I wasn’t as hype for the first issue, but I’m a lot more hype for this one because it displays the story’s potential in full-force. Brian Maruca’s and Jim Rugg’s The Street Angel Gang ramps up the strange to a higher level. Jesse ‘Street Angel’ Sanchez — the deadliest girl alive — has gone from dancing with a boy to joining a dangerous gang the Bleeders.
They’re a rag-tag bunch who want to dominate the streets with their love of pizza and fear of large cats. If Jesse wants to join, she’s going to have to go through a bloody initiation, but potentially gains a family in the process.
The weirdness promised in the premise plays out in The Street Angel Gang. I did not expect how frenetic this comic could get until I read the second one. With strange, yet diverse character designs, improbable situations, and general heart, there’s a lot to love in this issue.
The Street Angel Gang Cuddles A Tiger
I could follow the plotline in my head, but the story moments play out in a difficult way to digest. Despite sounding like a diss, I consider these swerves serves the tale better than a tame story. The narrative veering wildly around in unexpected directions is the promise I got out of this graphic novel. The writing delivered in this instance and I believed it complimented the whacky art well.
There are characters that literally come out of nowhere, but this lack of build-up helps establish how strange this world can become, rather than hindering the piece. I found myself nodding my head at the more insane explanations. It was as if you were seeing an old friend do an insane stunt and you were goading them along to its logical conclusion. The logical conclusion being highly entertaining, yet a little on the dangerous side.

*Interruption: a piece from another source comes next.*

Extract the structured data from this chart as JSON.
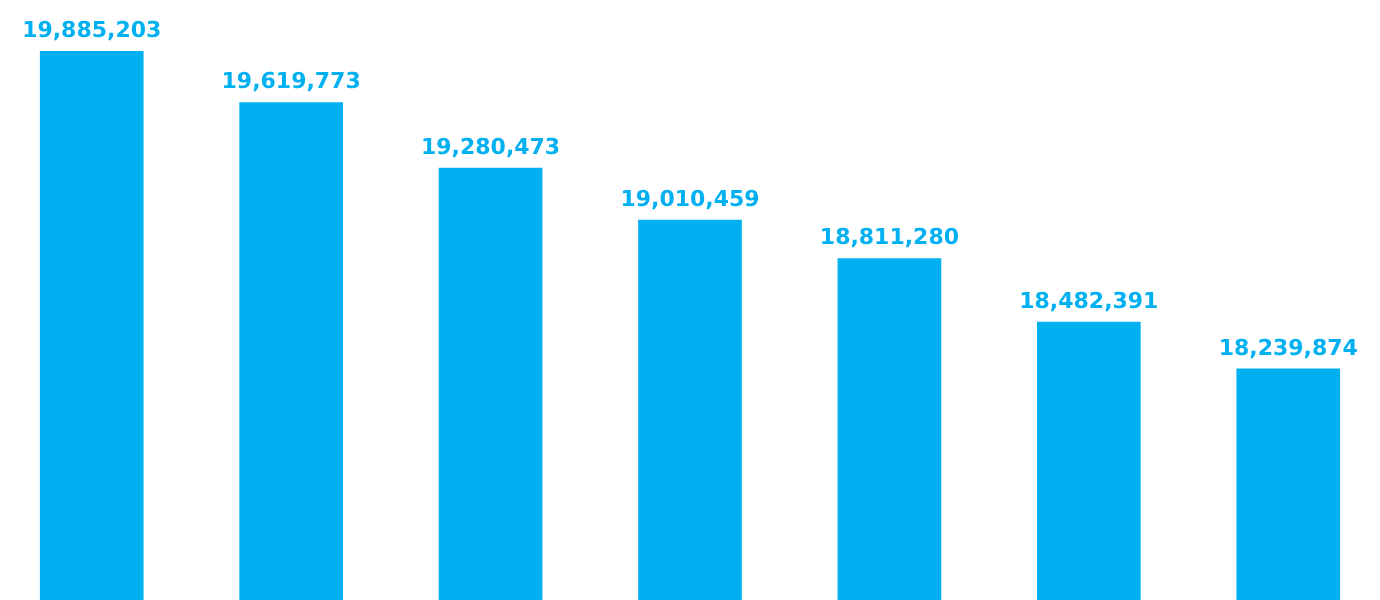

Can You Snort A Comic Book?
This art feels like you’ve done the good drugs and I think I’m acclimated to those drugs. I’ve never actually done drugs, but I believe the analogy is relevant. While there’s a freeing child-like quality to these pages, there’s also an adult high-octane action that helps The Street Angel Gang differentiates itself from the pack. I am ninety-nine percent certain that I can spot this art out in a comic book shop at a distance.
Furthermore, the moments of clarity within the character Jesse’s facial expressions gives the reader a chance to find her relatable. While it’s difficult to relate to a homeless ninja as a regular person, it’s easier to find commonality when it comes to wanting a family. A lot of people desire a place they feel like they belong.

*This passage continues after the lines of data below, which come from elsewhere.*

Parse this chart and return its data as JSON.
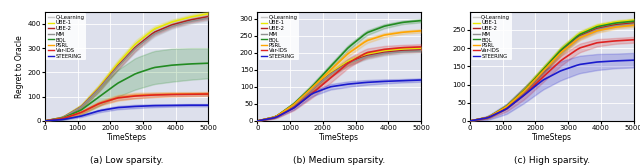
{
  "title_a": "(a) Low sparsity.",
  "title_b": "(b) Medium sparsity.",
  "title_c": "(c) High sparsity.",
  "xlabel": "TimeSteps",
  "ylabel": "Regret to Oracle",
  "xlim": [
    0,
    5000
  ],
  "xticks": [
    0,
    1000,
    2000,
    3000,
    4000,
    5000
  ],
  "colors": {
    "Q-Learning": "#c8c8c8",
    "UBE-1": "#e8e800",
    "UBE-2": "#b02020",
    "MM": "#909090",
    "BQL": "#228B22",
    "PSRL": "#FFA500",
    "Var-IDS": "#dd2222",
    "STEERING": "#1a1acd"
  },
  "order": [
    "Q-Learning",
    "UBE-1",
    "UBE-2",
    "MM",
    "BQL",
    "PSRL",
    "Var-IDS",
    "STEERING"
  ],
  "panel_a": {
    "ylim": [
      0,
      450
    ],
    "yticks": [
      0,
      100,
      200,
      300,
      400
    ],
    "series": {
      "Q-Learning": {
        "mean": [
          0,
          15,
          60,
          140,
          230,
          310,
          370,
          405,
          425,
          440
        ],
        "std": [
          0,
          3,
          8,
          12,
          15,
          15,
          12,
          10,
          10,
          10
        ]
      },
      "UBE-1": {
        "mean": [
          0,
          15,
          60,
          140,
          235,
          318,
          378,
          408,
          428,
          442
        ],
        "std": [
          0,
          3,
          8,
          12,
          15,
          15,
          12,
          10,
          10,
          10
        ]
      },
      "UBE-2": {
        "mean": [
          0,
          14,
          58,
          135,
          225,
          305,
          365,
          396,
          416,
          430
        ],
        "std": [
          0,
          3,
          8,
          12,
          15,
          15,
          12,
          10,
          10,
          10
        ]
      },
      "MM": {
        "mean": [
          0,
          14,
          57,
          133,
          222,
          300,
          358,
          390,
          410,
          424
        ],
        "std": [
          0,
          3,
          7,
          11,
          14,
          14,
          11,
          9,
          9,
          9
        ]
      },
      "BQL": {
        "mean": [
          0,
          12,
          45,
          100,
          155,
          195,
          220,
          230,
          235,
          238
        ],
        "std": [
          0,
          8,
          20,
          38,
          55,
          65,
          68,
          68,
          65,
          62
        ]
      },
      "PSRL": {
        "mean": [
          0,
          10,
          35,
          72,
          95,
          105,
          108,
          110,
          111,
          112
        ],
        "std": [
          0,
          3,
          7,
          10,
          12,
          12,
          10,
          9,
          8,
          8
        ]
      },
      "Var-IDS": {
        "mean": [
          0,
          10,
          35,
          72,
          95,
          103,
          107,
          109,
          110,
          111
        ],
        "std": [
          0,
          2,
          5,
          7,
          9,
          9,
          8,
          7,
          7,
          7
        ]
      },
      "STEERING": {
        "mean": [
          0,
          6,
          20,
          42,
          55,
          60,
          63,
          64,
          65,
          65
        ],
        "std": [
          0,
          2,
          4,
          6,
          7,
          7,
          6,
          5,
          5,
          5
        ]
      }
    }
  },
  "panel_b": {
    "ylim": [
      0,
      320
    ],
    "yticks": [
      0,
      50,
      100,
      150,
      200,
      250,
      300
    ],
    "series": {
      "Q-Learning": {
        "mean": [
          0,
          12,
          48,
          95,
          140,
          175,
          195,
          205,
          210,
          212
        ],
        "std": [
          0,
          2,
          5,
          8,
          8,
          8,
          7,
          6,
          5,
          5
        ]
      },
      "UBE-1": {
        "mean": [
          0,
          12,
          48,
          95,
          140,
          175,
          196,
          206,
          211,
          213
        ],
        "std": [
          0,
          2,
          5,
          8,
          8,
          8,
          7,
          6,
          5,
          5
        ]
      },
      "UBE-2": {
        "mean": [
          0,
          12,
          47,
          93,
          137,
          171,
          191,
          201,
          206,
          208
        ],
        "std": [
          0,
          2,
          5,
          8,
          8,
          8,
          7,
          6,
          5,
          5
        ]
      },
      "MM": {
        "mean": [
          0,
          12,
          47,
          93,
          136,
          169,
          188,
          198,
          203,
          205
        ],
        "std": [
          0,
          2,
          5,
          8,
          8,
          8,
          7,
          6,
          5,
          5
        ]
      },
      "BQL": {
        "mean": [
          0,
          12,
          50,
          100,
          158,
          215,
          258,
          278,
          289,
          294
        ],
        "std": [
          0,
          2,
          5,
          8,
          8,
          8,
          7,
          6,
          5,
          5
        ]
      },
      "PSRL": {
        "mean": [
          0,
          12,
          48,
          97,
          148,
          198,
          235,
          252,
          260,
          264
        ],
        "std": [
          0,
          2,
          5,
          8,
          8,
          8,
          7,
          6,
          5,
          5
        ]
      },
      "Var-IDS": {
        "mean": [
          0,
          10,
          38,
          80,
          125,
          170,
          200,
          210,
          215,
          217
        ],
        "std": [
          0,
          3,
          7,
          12,
          14,
          14,
          12,
          10,
          8,
          8
        ]
      },
      "STEERING": {
        "mean": [
          0,
          10,
          38,
          80,
          100,
          108,
          113,
          116,
          118,
          120
        ],
        "std": [
          0,
          2,
          5,
          8,
          8,
          8,
          7,
          6,
          5,
          5
        ]
      }
    }
  },
  "panel_c": {
    "ylim": [
      0,
      300
    ],
    "yticks": [
      0,
      50,
      100,
      150,
      200,
      250
    ],
    "series": {
      "Q-Learning": {
        "mean": [
          0,
          10,
          40,
          85,
          140,
          195,
          238,
          260,
          270,
          275
        ],
        "std": [
          0,
          2,
          5,
          8,
          8,
          8,
          7,
          6,
          5,
          5
        ]
      },
      "UBE-1": {
        "mean": [
          0,
          10,
          40,
          86,
          142,
          197,
          240,
          262,
          272,
          277
        ],
        "std": [
          0,
          2,
          5,
          8,
          8,
          8,
          7,
          6,
          5,
          5
        ]
      },
      "UBE-2": {
        "mean": [
          0,
          10,
          39,
          84,
          138,
          191,
          233,
          254,
          264,
          269
        ],
        "std": [
          0,
          2,
          5,
          8,
          8,
          8,
          7,
          6,
          5,
          5
        ]
      },
      "MM": {
        "mean": [
          0,
          10,
          39,
          83,
          136,
          188,
          230,
          251,
          261,
          266
        ],
        "std": [
          0,
          2,
          5,
          8,
          8,
          8,
          7,
          6,
          5,
          5
        ]
      },
      "BQL": {
        "mean": [
          0,
          10,
          40,
          85,
          140,
          195,
          237,
          259,
          269,
          274
        ],
        "std": [
          0,
          2,
          5,
          8,
          8,
          8,
          7,
          6,
          5,
          5
        ]
      },
      "PSRL": {
        "mean": [
          0,
          10,
          39,
          83,
          136,
          188,
          228,
          248,
          258,
          263
        ],
        "std": [
          0,
          2,
          5,
          8,
          8,
          8,
          7,
          6,
          5,
          5
        ]
      },
      "Var-IDS": {
        "mean": [
          0,
          9,
          33,
          72,
          120,
          166,
          200,
          215,
          220,
          223
        ],
        "std": [
          0,
          3,
          7,
          12,
          14,
          14,
          12,
          10,
          8,
          8
        ]
      },
      "STEERING": {
        "mean": [
          0,
          9,
          33,
          72,
          112,
          138,
          155,
          162,
          165,
          167
        ],
        "std": [
          0,
          6,
          14,
          22,
          26,
          26,
          24,
          22,
          20,
          20
        ]
      }
    }
  }
}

The character designs pushed this concept further along. You look at everyone and think they don’t quite fit in regular society in both our world and their world. These visual cues are good because they’re not the end all and be all. They do have people that care about them. It’s just that they needed to join a dangerous culture to have that feeling of connection. This feeling is brought out by how well the writing and the art mesh together to create this world.
The Street Angel Gang Cleans It’s Pizza-Stuffed Face Up Well
I would’ve liked this issue to be the first published, but not for the reasons you’d expect. You can’t and shouldn’t erase the past because I’ve changed my mind a little in regards to Kung-Fu Special.
As opposed to not being a strong start, I think Kung-Fu Special had a lot of character development that would be better served at a later moment. Thinking back, I appreciated Jesse acting like a kid and trying to relate to others in her own age range.
The Street Angel Gang, on the other hand, had the adventurous quality I would enjoy more if it’d been the debut of the series. It’s an easy fix by reading the two out of order. In any case, I recommend both since I’m starting to love this world.